AWD had an interesting experience last week. I wanted to share it with y’all because it illustrates the difference between being smart and being a victim. America is a dangerous place. Some places are more dangerous than others. AWD lives in a very safe town about 25 miles from downtown Dallas. I really don’t have to worry about being robbed or beaten up by a gang of “urban yoots” where the Big Sexy resides. I like it that way. Constantly worrying about being killed can be so tedious. Hell, in my town, I don’t think we even have Democrats, much less criminals. No Dims ever seem to run for office. I mean, why bother?
Here’s what happened. AWD was dropping off some things to a friend of mine and was scheduled to throw the houlihan with another AWD long-time buddy after that. Both friends live in downtown Dallas high-rise condos. I know not why. Downtown Dallas has a lot of diversity due to soup kitchens and lots of cars ready to be broken into. That day, AWD was dressed up in a supa-sexy suit with a supa-dupa sexy tie (you better believe it was all silk) parked out in the loading area on Main Street across the street from a park where lots of homeless wackos hang out. I was waiting on the sidewalk beside my brand new F-150 (you better believe it has air-conditioned leather seats, baybay) for my friend to come down to get their stuff when a batsh*t crazy street person screaming at passerbys headed directly for me. I know I must have looked like a weak MSNBC talk-show host because this guy stopped shouting at everyone and came within about 7 feet of the AWD and said, “hey man, got a dollar?” My response probably saved me a lot of trouble. I looked him square in the eye and said:
“No, but I have a Glock.”
The crazed street thug then turned on his heels and headed the other direction. Did I have a Glock? You better believe I did (and an extra mag too). Would I have put two center mass and one in his head if attacked? You better believe I would have.
I know you libtards are saying “AWD, you’re so evil!

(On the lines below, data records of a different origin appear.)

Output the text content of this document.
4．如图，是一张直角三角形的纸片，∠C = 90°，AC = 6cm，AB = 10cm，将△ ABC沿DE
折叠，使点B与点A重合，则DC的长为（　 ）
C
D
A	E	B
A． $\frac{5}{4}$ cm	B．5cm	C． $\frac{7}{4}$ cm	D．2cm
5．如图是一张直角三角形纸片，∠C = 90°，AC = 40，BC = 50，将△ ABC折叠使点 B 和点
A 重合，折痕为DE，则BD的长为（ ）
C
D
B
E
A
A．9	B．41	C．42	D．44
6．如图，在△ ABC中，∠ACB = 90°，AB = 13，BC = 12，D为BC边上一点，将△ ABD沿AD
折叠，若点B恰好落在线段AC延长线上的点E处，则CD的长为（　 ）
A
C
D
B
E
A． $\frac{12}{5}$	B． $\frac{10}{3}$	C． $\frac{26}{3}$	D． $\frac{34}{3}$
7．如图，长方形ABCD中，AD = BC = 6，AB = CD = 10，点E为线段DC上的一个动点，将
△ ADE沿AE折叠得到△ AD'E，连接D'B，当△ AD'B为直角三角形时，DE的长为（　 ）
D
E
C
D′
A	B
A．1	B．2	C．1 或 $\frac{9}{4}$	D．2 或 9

Why didn’t you help that poor, crazed, homeless street thug?” My answer to that is, “because I work too hard to give my money away to crazed, homeless street thugs.” Liberals will say, “AWD, you’re just paranoid.” No, I would be paranoid if I didn’t have my Glock. Actually, it’s a great feeling to know that I have 12 rounds of .40 caliber in close proximity waiting to do bidness if I need them to. Truth is, I detest crazed, homeless street thugs who litter downtown Dallas and fill it with crime. This lunatic thought he saw some easy, PC, weak, suburban guy in a suit and a new truck and thought he could get some easy money. I’m sure my answer and the look I gave him convinced him he was only going to get dead if he pursued.
I started thinking how this street thug intimidates those without Glocks into giving him money. And what if this large, enraged thug attacks? Without the means to protect themselves, hundreds of naive people are a few seconds away from being robbed, raped or worse. Not me. I refuse to be a victim.
I must say, it’s a tremendous feeling to see a group of thugs approaching me in downtown Dallas and knowing my Glock is resting peacefully by my side. I’m not looking for trouble but I’m not backing down from it either. Again, I will not be a victim.
If you haven’t taken your wife or daughter shooting lately, do it! If you don’t have a concealed carry permit, get one. And carry! Or you might be harrassed, robbed or killed by a crazed, homeless street thug in your city. Prepare yourself for the worst. It may be closer than you imagine!